OSAS: la diagnosi di apnea notturna

Le persone più a rischio di apnea notturna sono coloro che presentano un forte russamento notturno. Inoltre soffrono di OSAS anche coloro i quali sono in sovrappeso, che hanno la pressione del sangue alta e che presentano anormalità fisiche a livello della rinofaringe. La sindrome delle apnee durante il sonno sembra ricorrere con maggiore frequenza negli tra familiari, suggerendo una possibile origine ereditaria.

La condizione di sovrappeso e di obesità è uno fra i principali fattori predisponenti. Nella maggior parte dei pazienti si osserva una maggiore gravità dei sintomi con l’aumento del peso corporeo.

Le anomalie nasofaringee che riducono il calibro delle vie respiratorie superiori sono l’altro fattore di rischio principale. Un restringimento generalizzato è abbastanza comune nella maggioranza dei soggetti adulti; tuttavia sono spesso osservabili anomalie anatomiche, come le adenoidi, specie nell’età pediatrica, e le deviazioni del setto nasale.

Altre condizioni, meno frequenti sono: un collo corto, ipotiroidismo e acromegalia, fumo in eccesso, utilizzo di sedativi e consumo elevato di alcool.

Tutti questi fattori contribuiscono a sviluppare la sindrome ostruttiva da apnee notturne, caratterizzate come dicevamo dal russamento e da stanchezza diurna.

La diagnosi è spesso molto difficile, perché spesso chi ne soffre non è consapevole di avere un OSAS.

Infatti si stima che almeno all’82% dei pazienti non è diagnosticata. Infatti i pazienti spesso si rivolgono al nostro studio solo dopo che il partner od il medico di famiglia riconducono al russamento e alle apnee ostruttive del sonno, la stanchezza cronica diurna di cui soffrono.

La diagnosi di OSA è spesso confermata dal russamento frequente e da una sonnolenza diurna persistente.

Oltre a questi due sintomi, altri fattori diagnostici per le apnee ostruttive del sonno sono:

  • Difficoltà a concentrarsi o a memorizzare
  • Colpi di sonno alla guida
  • Incontinenza urinaria
  • Sbalzi di umore
  • Cefalea
  • Secchezza delle fauci al risveglio

Apnee ostruttive del sonno: la nostra cura

Nel nostro studio abbiamo sviluppato un metodo di cura che sta riscuotendo da diversi anni numerosi successi clinici. Il primo passo è quello di eliminare o ridurre i fattori esterni che provocano gli OSA come obesità o sovrappeso, fumo, abuso di alcol e sedativi.

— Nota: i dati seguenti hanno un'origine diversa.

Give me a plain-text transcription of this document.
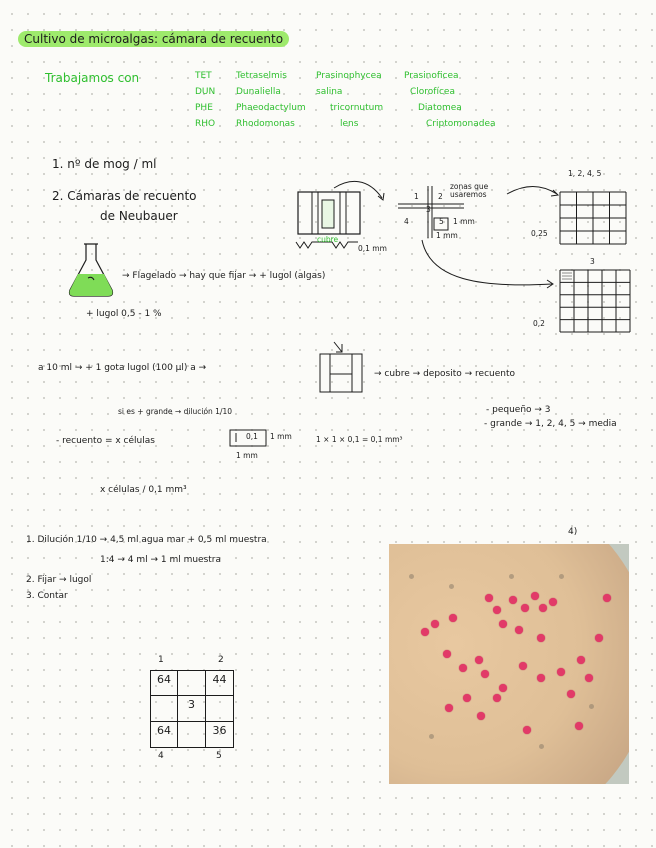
Cultivo de microalgas: cámara de recuento
Trabajamos con	TET	Tetraselmis	Prasinophycea Prasinoficea
DUN Dunaliella	salina	Clorofícea
PHE	Phaeodactylum	tricornutum	Diatomea
RHO Rhodomonas	lens	Criptomonadea
1. nº de mog / ml
2. Cámaras de recuento
de Neubauer
cubre
0,1 mm
1	2
3
4	5
zonas que usaremos
1 mm
1 mm
1, 2, 4, 5
0,25
3
0,2
→ Flagelado → hay que fijar → + lugol (algas)
+ lugol 0,5 - 1 %
a 10 ml → + 1 gota lugol (100 µl) a →
→ cubre → deposito → recuento
- pequeño → 3
- grande → 1, 2, 4, 5 → media
si es + grande → dilución 1/10
- recuento = x células	0,1 1 mm
1 mm
1 × 1 × 0,1 = 0,1 mm³
x células / 0,1 mm³
1. Dilución 1/10 → 4,5 ml agua mar + 0,5 ml muestra
1:4 → 4 ml → 1 ml muestra
2. Fijar → lugol
3. Contar
1	2
4	5
64	44
3
64	36
4)
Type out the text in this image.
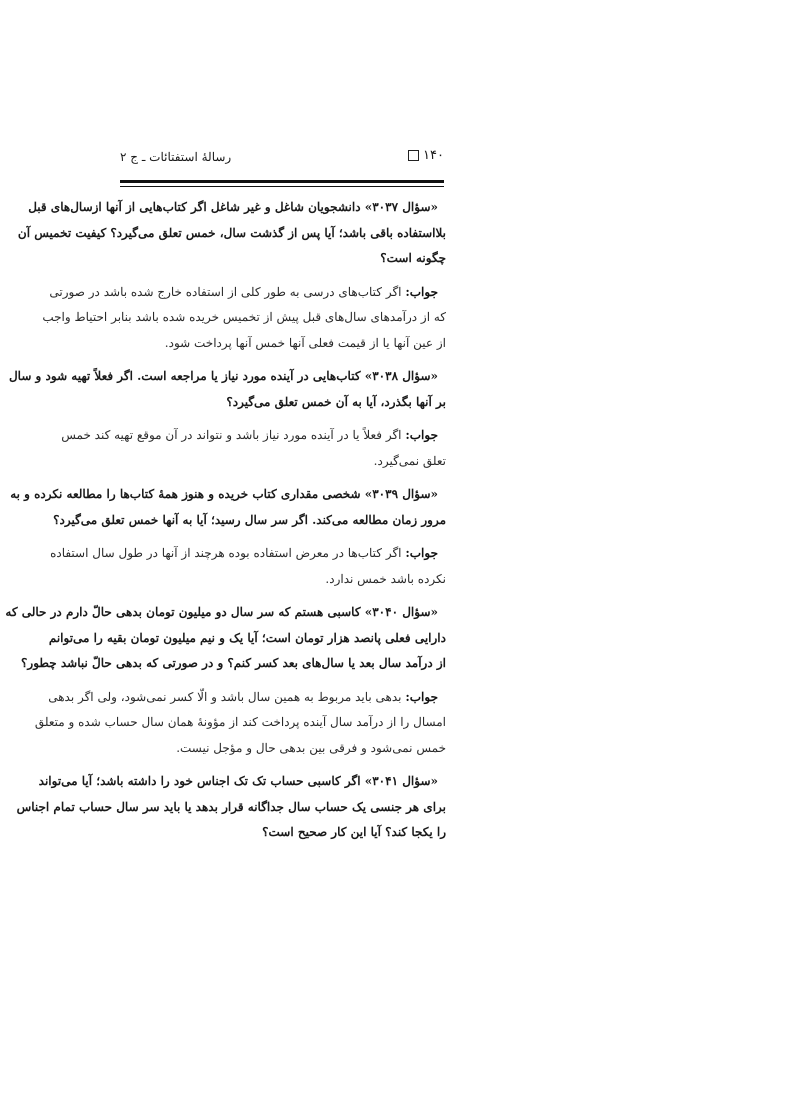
رسالهٔ استفتائات ـ ج ۲	۱۴۰
«سؤال ۳۰۳۷» دانشجویان شاغل و غیر شاغل اگر کتاب‌هایی از آنها ازسال‌های قبل
بلااستفاده باقی باشد؛ آیا پس از گذشت سال، خمس تعلق می‌گیرد؟ کیفیت تخمیس آن
چگونه است؟
جواب: اگر کتاب‌های درسی به طور کلی از استفاده خارج شده باشد در صورتی
که از درآمدهای سال‌های قبل پیش از تخمیس خریده شده باشد بنابر احتیاط واجب
از عین آنها یا از قیمت فعلی آنها خمس آنها پرداخت شود.
«سؤال ۳۰۳۸» کتاب‌هایی در آینده مورد نیاز یا مراجعه است. اگر فعلاً تهیه شود و سال
بر آنها بگذرد، آیا به آن خمس تعلق می‌گیرد؟
جواب: اگر فعلاً یا در آینده مورد نیاز باشد و نتواند در آن موقع تهیه کند خمس
تعلق نمی‌گیرد.
«سؤال ۳۰۳۹» شخصی مقداری کتاب خریده و هنوز همهٔ کتاب‌ها را مطالعه نکرده و به
مرور زمان مطالعه می‌کند. اگر سر سال رسید؛ آیا به آنها خمس تعلق می‌گیرد؟
جواب: اگر کتاب‌ها در معرض استفاده بوده هرچند از آنها در طول سال استفاده
نکرده باشد خمس ندارد.
«سؤال ۳۰۴۰» کاسبی هستم که سر سال دو میلیون تومان بدهی حالّ دارم در حالی که
دارایی فعلی پانصد هزار تومان است؛ آیا یک و نیم میلیون تومان بقیه را می‌توانم
از درآمد سال بعد یا سال‌های بعد کسر کنم؟ و در صورتی که بدهی حالّ نباشد چطور؟
جواب: بدهی باید مربوط به همین سال باشد و الّا کسر نمی‌شود، ولی اگر بدهی
امسال را از درآمد سال آینده پرداخت کند از مؤونهٔ همان سال حساب شده و متعلق
خمس نمی‌شود و فرقی بین بدهی حال و مؤجل نیست.
«سؤال ۳۰۴۱» اگر کاسبی حساب تک تک اجناس خود را داشته باشد؛ آیا می‌تواند
برای هر جنسی یک حساب سال جداگانه قرار بدهد یا باید سر سال حساب تمام اجناس
را یکجا کند؟ آیا این کار صحیح است؟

Dopodiché proponiamo al paziente di indossare un dispositivo orale non invasivo chiamato OdontoApneia.

 

 

Esso agisce posizionando in maniera adeguata la mandibola, evitando così che l’ostruzione blocchi il passaggio dell’aria e che quindi provochi le apnee ostruttive del sonno.

Ovviamente ci sono rari casi in cui le OSA non possono essere curati un dispositivo orale e che necessitano di un intervento chirurgico che vada a correggere l’ostruzione nasale.